Sayangnya, sebagaimana disinyalir Ketua FKUB Jateng, Prof. Dr. H. Mudjahirin Thohir, MA,kehidupan keberagamaan bangsa ini secara empiris masih kerap ditandai fenomena yang bersifat destruktif atas idealisme suci semua agama dan keyakinan dalam mengkonstruksikan relasi umat beragama yang harmonis. Setidaknya, percikan-percikan intoleransi diskriminatif atas pemeluk agama dan keyakinan yang berbeda masih saja terjadi. “Hemat saya, bahkan ini bisa menjadi semacam bahaya laten yang setiap saat bisa meletup secara sporadis di berbagai tempat di negeri ini,” ujarnya.

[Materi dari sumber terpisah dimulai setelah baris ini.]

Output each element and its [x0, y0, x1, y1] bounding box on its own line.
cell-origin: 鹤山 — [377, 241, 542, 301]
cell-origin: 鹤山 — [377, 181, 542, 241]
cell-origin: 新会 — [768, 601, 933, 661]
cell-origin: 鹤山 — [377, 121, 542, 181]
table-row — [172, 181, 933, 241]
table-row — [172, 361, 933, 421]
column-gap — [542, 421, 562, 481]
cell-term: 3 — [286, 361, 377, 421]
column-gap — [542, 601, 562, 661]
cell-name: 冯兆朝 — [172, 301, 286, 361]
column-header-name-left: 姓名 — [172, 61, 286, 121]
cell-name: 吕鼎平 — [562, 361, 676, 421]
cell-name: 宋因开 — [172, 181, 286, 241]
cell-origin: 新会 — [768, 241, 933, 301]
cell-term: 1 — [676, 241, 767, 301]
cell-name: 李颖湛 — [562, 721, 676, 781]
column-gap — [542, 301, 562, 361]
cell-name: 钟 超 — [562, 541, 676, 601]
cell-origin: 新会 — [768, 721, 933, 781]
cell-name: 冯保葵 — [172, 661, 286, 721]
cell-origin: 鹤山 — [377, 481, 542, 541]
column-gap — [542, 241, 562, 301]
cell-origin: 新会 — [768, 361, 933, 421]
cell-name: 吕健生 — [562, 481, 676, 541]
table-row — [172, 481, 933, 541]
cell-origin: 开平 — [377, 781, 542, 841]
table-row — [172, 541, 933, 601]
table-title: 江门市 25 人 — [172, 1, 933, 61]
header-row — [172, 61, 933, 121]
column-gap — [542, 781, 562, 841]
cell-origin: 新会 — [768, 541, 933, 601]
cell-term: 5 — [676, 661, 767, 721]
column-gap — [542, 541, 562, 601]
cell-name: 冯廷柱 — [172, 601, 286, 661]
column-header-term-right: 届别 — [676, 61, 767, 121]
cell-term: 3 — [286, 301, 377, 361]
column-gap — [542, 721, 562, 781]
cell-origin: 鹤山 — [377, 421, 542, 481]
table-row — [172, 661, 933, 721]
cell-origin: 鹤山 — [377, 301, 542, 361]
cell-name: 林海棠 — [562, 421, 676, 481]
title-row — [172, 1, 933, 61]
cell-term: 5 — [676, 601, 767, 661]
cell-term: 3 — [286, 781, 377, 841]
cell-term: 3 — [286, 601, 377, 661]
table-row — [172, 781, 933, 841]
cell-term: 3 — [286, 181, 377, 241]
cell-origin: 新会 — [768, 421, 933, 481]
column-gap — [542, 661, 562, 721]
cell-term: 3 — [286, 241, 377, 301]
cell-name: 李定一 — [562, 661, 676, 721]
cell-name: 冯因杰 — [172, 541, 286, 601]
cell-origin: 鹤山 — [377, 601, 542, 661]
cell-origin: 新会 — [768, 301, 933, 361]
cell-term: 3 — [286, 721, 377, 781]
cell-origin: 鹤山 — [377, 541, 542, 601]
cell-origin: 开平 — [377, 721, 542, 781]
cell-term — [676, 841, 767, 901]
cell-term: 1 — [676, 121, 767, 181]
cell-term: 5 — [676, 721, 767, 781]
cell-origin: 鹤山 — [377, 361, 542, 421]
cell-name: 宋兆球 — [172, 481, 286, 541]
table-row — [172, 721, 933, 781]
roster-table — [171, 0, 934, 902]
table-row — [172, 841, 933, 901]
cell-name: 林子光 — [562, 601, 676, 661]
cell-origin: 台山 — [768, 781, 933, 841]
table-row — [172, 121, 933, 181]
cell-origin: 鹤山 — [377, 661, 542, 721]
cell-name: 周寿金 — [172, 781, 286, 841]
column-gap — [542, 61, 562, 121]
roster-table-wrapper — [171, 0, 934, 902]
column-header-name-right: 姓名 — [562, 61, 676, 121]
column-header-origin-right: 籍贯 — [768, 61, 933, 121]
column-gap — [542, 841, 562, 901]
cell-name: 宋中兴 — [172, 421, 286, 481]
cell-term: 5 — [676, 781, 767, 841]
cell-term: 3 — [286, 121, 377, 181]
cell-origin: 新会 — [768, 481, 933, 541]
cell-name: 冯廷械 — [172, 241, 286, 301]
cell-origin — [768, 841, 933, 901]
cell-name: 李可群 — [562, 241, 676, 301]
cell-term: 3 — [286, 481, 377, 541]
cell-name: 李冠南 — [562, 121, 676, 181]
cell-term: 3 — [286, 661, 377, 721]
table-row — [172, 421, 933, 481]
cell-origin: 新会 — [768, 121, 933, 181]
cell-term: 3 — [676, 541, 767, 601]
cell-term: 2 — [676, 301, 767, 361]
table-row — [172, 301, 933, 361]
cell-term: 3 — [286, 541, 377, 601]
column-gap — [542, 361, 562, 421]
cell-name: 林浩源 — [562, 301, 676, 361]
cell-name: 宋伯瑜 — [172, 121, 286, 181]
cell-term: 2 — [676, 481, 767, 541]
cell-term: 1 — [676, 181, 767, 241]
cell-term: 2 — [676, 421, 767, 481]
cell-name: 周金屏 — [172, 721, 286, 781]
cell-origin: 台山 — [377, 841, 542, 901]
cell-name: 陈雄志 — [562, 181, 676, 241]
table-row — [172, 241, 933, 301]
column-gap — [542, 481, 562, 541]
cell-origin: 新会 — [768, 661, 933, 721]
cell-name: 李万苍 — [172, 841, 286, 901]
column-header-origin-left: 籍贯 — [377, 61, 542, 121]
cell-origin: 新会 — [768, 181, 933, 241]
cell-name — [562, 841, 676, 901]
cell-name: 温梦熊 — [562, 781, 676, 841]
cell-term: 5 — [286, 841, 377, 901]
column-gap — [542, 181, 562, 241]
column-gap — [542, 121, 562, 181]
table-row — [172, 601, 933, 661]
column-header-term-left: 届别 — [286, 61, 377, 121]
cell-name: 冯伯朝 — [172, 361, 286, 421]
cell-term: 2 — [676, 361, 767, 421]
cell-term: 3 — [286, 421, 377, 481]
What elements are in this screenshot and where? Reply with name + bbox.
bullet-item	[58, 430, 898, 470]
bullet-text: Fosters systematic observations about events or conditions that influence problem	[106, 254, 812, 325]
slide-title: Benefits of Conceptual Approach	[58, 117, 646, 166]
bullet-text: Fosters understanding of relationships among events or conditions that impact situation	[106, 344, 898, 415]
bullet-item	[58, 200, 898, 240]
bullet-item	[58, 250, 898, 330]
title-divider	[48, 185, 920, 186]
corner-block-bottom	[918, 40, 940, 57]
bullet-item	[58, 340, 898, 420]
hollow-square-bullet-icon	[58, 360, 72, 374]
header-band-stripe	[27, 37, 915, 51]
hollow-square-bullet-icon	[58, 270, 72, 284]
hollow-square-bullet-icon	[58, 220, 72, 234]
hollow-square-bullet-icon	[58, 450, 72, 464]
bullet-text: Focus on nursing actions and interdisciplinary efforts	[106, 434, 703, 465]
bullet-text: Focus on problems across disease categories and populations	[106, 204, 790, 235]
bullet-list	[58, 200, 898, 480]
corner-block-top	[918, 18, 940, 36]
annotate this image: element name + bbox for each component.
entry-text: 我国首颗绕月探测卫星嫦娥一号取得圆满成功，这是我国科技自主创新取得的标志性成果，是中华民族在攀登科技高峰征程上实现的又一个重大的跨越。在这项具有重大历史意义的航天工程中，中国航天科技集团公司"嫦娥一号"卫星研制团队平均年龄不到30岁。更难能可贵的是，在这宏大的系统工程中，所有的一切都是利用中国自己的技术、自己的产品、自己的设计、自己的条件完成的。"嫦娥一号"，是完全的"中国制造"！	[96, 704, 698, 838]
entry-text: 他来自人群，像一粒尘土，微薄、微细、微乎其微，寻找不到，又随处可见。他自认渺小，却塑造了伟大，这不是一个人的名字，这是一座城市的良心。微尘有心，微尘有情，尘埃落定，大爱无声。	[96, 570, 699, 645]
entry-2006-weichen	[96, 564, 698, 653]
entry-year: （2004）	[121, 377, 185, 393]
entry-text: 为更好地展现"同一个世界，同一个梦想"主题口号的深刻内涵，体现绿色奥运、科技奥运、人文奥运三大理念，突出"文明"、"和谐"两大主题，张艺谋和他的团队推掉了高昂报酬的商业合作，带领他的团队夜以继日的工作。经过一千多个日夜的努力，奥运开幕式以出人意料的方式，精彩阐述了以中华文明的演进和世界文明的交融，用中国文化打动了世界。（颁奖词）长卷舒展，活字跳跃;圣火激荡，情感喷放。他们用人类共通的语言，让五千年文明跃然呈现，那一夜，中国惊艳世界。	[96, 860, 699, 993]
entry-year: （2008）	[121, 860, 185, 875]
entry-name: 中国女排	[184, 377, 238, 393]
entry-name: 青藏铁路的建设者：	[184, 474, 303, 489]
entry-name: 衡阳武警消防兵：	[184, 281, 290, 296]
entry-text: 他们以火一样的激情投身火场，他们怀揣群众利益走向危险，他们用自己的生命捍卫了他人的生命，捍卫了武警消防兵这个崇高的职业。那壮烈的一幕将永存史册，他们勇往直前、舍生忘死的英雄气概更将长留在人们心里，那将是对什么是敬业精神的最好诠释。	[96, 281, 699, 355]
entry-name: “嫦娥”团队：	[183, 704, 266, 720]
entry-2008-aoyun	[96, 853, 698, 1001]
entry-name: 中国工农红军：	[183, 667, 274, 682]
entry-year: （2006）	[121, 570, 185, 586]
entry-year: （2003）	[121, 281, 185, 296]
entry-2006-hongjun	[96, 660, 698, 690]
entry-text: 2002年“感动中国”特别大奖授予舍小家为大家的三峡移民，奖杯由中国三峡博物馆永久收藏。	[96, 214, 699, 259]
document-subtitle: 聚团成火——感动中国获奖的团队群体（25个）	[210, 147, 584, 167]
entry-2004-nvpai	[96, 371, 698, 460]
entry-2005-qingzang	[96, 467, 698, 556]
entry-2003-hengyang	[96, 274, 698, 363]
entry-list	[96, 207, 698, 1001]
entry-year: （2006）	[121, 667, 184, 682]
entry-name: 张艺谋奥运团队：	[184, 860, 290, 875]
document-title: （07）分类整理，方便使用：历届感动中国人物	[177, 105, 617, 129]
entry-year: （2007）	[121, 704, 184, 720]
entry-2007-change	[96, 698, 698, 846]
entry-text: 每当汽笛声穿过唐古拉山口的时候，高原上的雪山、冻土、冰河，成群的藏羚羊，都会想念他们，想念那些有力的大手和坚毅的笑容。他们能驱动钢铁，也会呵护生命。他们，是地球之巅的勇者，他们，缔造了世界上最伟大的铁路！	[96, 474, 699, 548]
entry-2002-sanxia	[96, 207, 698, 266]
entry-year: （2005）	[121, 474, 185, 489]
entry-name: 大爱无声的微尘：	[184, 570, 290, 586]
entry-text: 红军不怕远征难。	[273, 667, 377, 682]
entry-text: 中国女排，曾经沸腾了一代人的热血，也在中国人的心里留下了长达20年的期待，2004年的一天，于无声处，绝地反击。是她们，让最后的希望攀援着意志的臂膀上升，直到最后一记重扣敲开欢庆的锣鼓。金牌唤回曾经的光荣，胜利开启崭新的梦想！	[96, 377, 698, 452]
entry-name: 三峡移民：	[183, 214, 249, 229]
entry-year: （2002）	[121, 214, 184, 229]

Untuk itulah, jelasnya perlu langkah-langkah yang jujur, elegan dan cerdas untuk berani mendesain kedewasaan dan pendewasaan hidup beragama dalam masyarakat yang plural ini. Namun demikian, mendesain kedewasaan dan pendewasaan hidup beragama dan berkeyakinan memerlukan modal kerendahan hati dan keterbukaan untuk mengubah prasangka menjadi cinta penuh pemahaman, mengubah kebencian dan dendam menjadi kasih, mengubah semangat berselisih menjadi semangat hidup bersama dalam kerukunan.
Lebih dalam lagi, upaya mendesain kedewasaan dan pendewasaan hidup beragama dan berkeyakinan akan menjadi semacam ziarah perdamaian dan rekonsiliasi di muka bumi ini antar kita yang berbeda. Setiap tradisi agama apa pun lekat dengan damba ziarah perdamaian dan rekonsiliasi terus-menerus baik secara internal maupun eksternal. Upaya mendesain kedewasaan dan pendewasaan hidup beragama dan berkeyakinan akan menjadi bentuk pembangunan komitmen untuk bekerjasama dan membangun solidaritas antara umat beragama yang berbeda tak hanya di tingkat elite melainkan juga bersama semua orang dalam karya rekonstruksi spiritual dan moral di tengah masyarakat. “Di dalamnya, kita bersama dalam keberbedaan bekerja mewujudkan persaudaraan sejati lintas iman, agama, budaya dan kelompok. Kita bekerja sama sebagai saudari dan saudara yang sejati,” pungkasnya.